This repository contains the work for creating a Python module that contains a function hrs_by_age()
that takes as inputs a vector of age cutoffs, a "monYY" alphanumerical string beginning CPS survey month to use and a "monYY" alphanumerical string ending CPS survey month to use (such as "mar16"). This function returns a vector of average hours by age group that is the same size as the vector of age cutoffs.
The CPS data files are available on the NBER CPS data page at http://nber.org/data/cps_basic.html. The URL for each file and the format for a given month of the data file (compressed .zip) is http://nber.org/cps-basic/monYYpub.zip
, where "mon" is the lower-case first three letters of a given month and "YY" are the last two digits of the four-digit year. For example, the data for the January 2017 survey compressed data file is http://nber.org/cps-basic/jan17pub.zip.
When the compressed file is unzipped, the resulting data file has the form "monYYpub.dat". These .dat files are fixed with text files. The dictionary for the beginning column number of each variable for data from January 2015 on is available at http://nber.org/data/progs/cps-basic/cpsbjan2015.dct. Value labels for some of the variables for data from January 2015 on are available at http://nber.org/data/progs/cps-basic/cpsbjan2015.do.
The rules for the data that are used to calculate usual weekly hours are the following. The three key variables are:
PEHRUSL1
: "How many hours per week do you usually work at your main job?"- -4: hours vary
- -1: n/a
- 0-99: weekly hours
PEHRUSL2
: "How many hours per week do you usually work at your other job(s)?"- -4: hours vary
- -1: n/a
- 0-99: weekly hours
PEHRFTPT
: "Do you usually work 35 hours or more per week?"- 1: Yes
- 2: No
- 3: Hours vary
Note that the CPS basic household survey data include a variable PEHRUSLT
that is the sum of PEHRUSL1
and PEHRUSL2
. However, the variable PEHRUSLT
excludes information when PEHRFTPT=1
and either PEHRUSL1
or PEHRUSL2
equals -1 or -4. For this reason, we construct our own measure of usual weekly hours by age.

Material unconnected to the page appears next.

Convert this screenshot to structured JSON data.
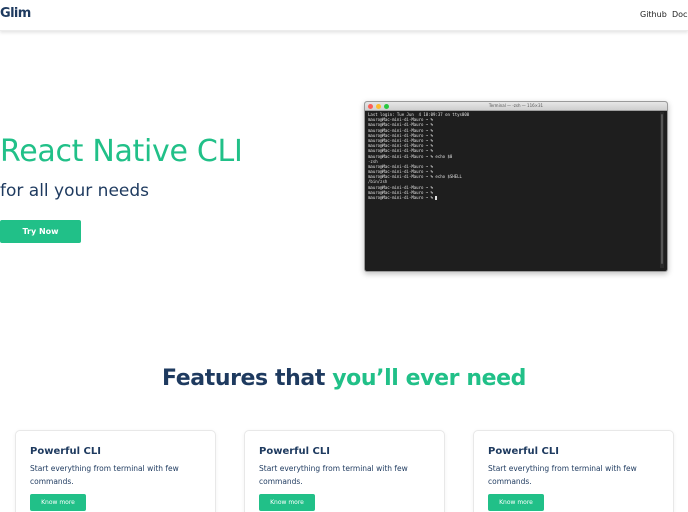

The following table describes our heuristic for computing total usual weekly hours TotWklyHours
.
PEHRUSL1 |
PEHRUSL2 |
PEHRFTPT |
TotWklyHours |
---|---|---|---|
-4 | -4 | 1 | 35.0 |
-4 | -4 | 2 or 3 | NaN |
-4 | -1 | 1 | 35.0 |
-4 | -1 | 2 or 3 | NaN |
-4 | 0-99 | 1 | max(PEHRUSL2 , 35.0) |
-4 | 0-99 | 2 or 3 | PEHRUSL2 |
-1 | -4 | 1 | 35.0 |
-1 | -4 | 2 or 3 | NaN |
-1 | -1 | 1 | 35.0 |
-1 | -1 | 2 or 3 | NaN |
-1 | 0-99 | 1 | max(PEHRUSL2 , 35.0) |
-1 | 0-99 | 2 or 3 | PEHRUSL2 |
0-99 | -4 | 1 | max(PEHRUSL1 , 35.0) |
0-99 | -4 | 2 or 3 | PEHRUSL1 |
0-99 | -1 | 1 | max(PEHRUSL1 , 35.0) |
0-99 | -1 | 2 or 3 | PEHRUSL1 |
0-99 | 0-99 | 1 | max(PEHRUSL1 + PEHRUSL2 , 35.0) |
0-99 | 0-99 | 2 or 3 | PEHRUSL1 + PEHRUSL2 |
Once the vector has been created, it will be pickled in a dictionary along with the parameters used to create the vector and saved in the OUTPUT
folder.
As an alternative to manually downloading the data, the web
variable can be set to true and the files will be fetched from the CPS website and stored temporarily while the function is running. The files will be deleted once the vector has been returned.
If the graph
variable is set to true, a graph of the the average number of weekly hours by age will be created and saved to the OUTPUTS/images
folder. The default plot that will be included is a html file produced by Bokeh. By altering graph_type
to be equal to plt
, a matplotlib plot will be generated instead.
Age bins can be set by passing a Numpy array into the function as the age_bins
variable. The values in the array represent the lower bound of each bin.
The l_tilde
variable acts as a normalizing parameter and can be sent to any number greater than 1 that the user would like to use as the model time endowment.